L’adoption de la loi BIO étant postérieure à la loi CAP, il a suffi que nos opposants s’adressent à la majorité parlementaire de l’Assemblée Nationale pour SUPPRIMER cet article 51 undéciès A du projet de loi et par la même occasion faire supprimer le III du 211-1 du code de l’Environnement, article modifié par la loi CAP. Mme la rapporteure s’est bien gardée de préciser que ce III provenait de la loi CAP votée quelques jours plus tôt…

Dans sa rédaction issue de la dernière lecture à l’Assemblée nationale, l’article 51 undéciès A ne prévoit donc plus la disposition au L.214-17, au contraire, il précise que : « Le III de l’article L. 211-1 du même code de l’environnement est abrogé. » (art 119 de la loi BIO).

Il reste donc tout de même 2 acquis importants et que vous devez valorisez localement :

1°) LOI BIO Article 120

Le premier alinéa du III de l’article L. 214-17 du même code est complété par une phrase ainsi rédigée : « Lorsque les travaux permettant l’accomplissement des obligations résultant du 2° du I n’ont pu être réalisés dans ce délai, mais que le dossier relatif aux propositions d’aménagement ou de changement de modalités de gestion de l’ouvrage a été déposé auprès des services chargés de la police de l’eau, le propriétaire ou, à défaut, l’exploitant de l’ouvrage dispose d’un délai supplémentaire de cinq ans pour les réaliser. »

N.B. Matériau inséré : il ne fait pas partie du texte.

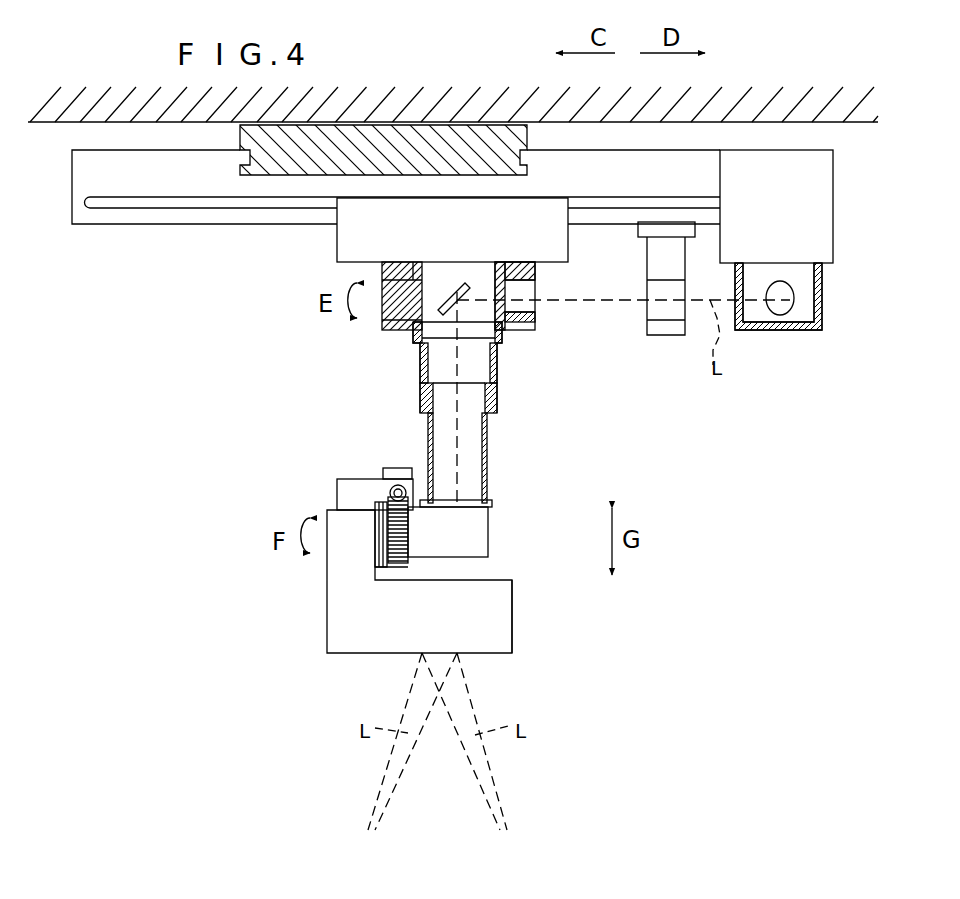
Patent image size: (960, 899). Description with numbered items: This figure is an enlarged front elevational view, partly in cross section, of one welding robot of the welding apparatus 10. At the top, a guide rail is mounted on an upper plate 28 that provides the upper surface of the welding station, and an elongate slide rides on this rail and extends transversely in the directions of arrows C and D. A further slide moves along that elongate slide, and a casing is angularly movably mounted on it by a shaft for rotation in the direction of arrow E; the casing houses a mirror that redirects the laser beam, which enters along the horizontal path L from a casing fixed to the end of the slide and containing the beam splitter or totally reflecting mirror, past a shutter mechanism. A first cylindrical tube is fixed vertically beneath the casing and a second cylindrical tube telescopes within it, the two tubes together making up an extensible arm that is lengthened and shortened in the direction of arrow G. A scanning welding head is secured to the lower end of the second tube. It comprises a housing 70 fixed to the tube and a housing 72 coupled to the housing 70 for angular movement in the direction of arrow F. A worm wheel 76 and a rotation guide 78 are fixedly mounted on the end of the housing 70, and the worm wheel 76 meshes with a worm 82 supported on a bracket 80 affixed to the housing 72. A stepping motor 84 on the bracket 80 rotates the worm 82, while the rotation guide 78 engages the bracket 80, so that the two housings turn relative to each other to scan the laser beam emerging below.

The image reading apparatus 10 is at (245, 428).
The upper plate 28 is at (850, 105).
The housing 70 is at (488, 537).
The housing 72 is at (512, 610).
The worm wheel 76 is at (395, 562).
The rotation guide 78 is at (380, 535).
The bracket 80 is at (352, 493).
The worm 82 is at (407, 503).
The stepping motor 84 is at (397, 470).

En clair cela veut dire que pour les rivières classées en liste 2 vous disposez d’un délai supplémentaire de 5 ans pour effectuer les travaux (ou que la date limite pour effectuer ces travaux est la date de parution de l’arrêté préfectoral de classement de votre rivière en liste 2 augmentée de 10 ans – soit pour beaucoup d’entre vous janvier 2022 ou 2023).

2°) LOI CAP (2e alinea de l’article 101 –ex 33 bis du projet de loi- non abrogé)

L’article L. 214-17 est complété par un IV ainsi rédigé :
« IV.-Les mesures résultant de l’application du présent article sont mises en œuvre dans le respect des objectifs de protection, de conservation et de mise en valeur du patrimoine protégé soit au titre des monuments historiques, des abords ou des sites patrimoniaux remarquables en application du livre VI du code du patrimoine, soit en application de l’
article L. 151-19 du code de l’urbanisme. »

 

En clair cela veut dire que vous devez faire en sorte que les moulins de votre territoire soient désignés comme patrimoine remarquable dans le document d’urbanisme. Dans le cas où votre commune a conservé la compétence administrative et que le PLU* va être révisé il faut écrire au maire de la commune pour faire la demande de reconnaissance comme patrimoine remarquable. Dans le cas ou c’est votre EPCI, qui a la compétence administrative, et que le PLUI va être révisé, c’est au Président de la Communauté de Communes qu’il faut faire la demande.

*PLU : plan local d’urbanisme – PLUI : plan local d’urbanisme intercommunal

En attendant le document type de la FFAM, vous pouvez déjà faire la démarche et éventuellement rectifier plus tard (en fournissant les N° de parcelles concernées, sans oublier les parcelles du système hydraulique et du seuil).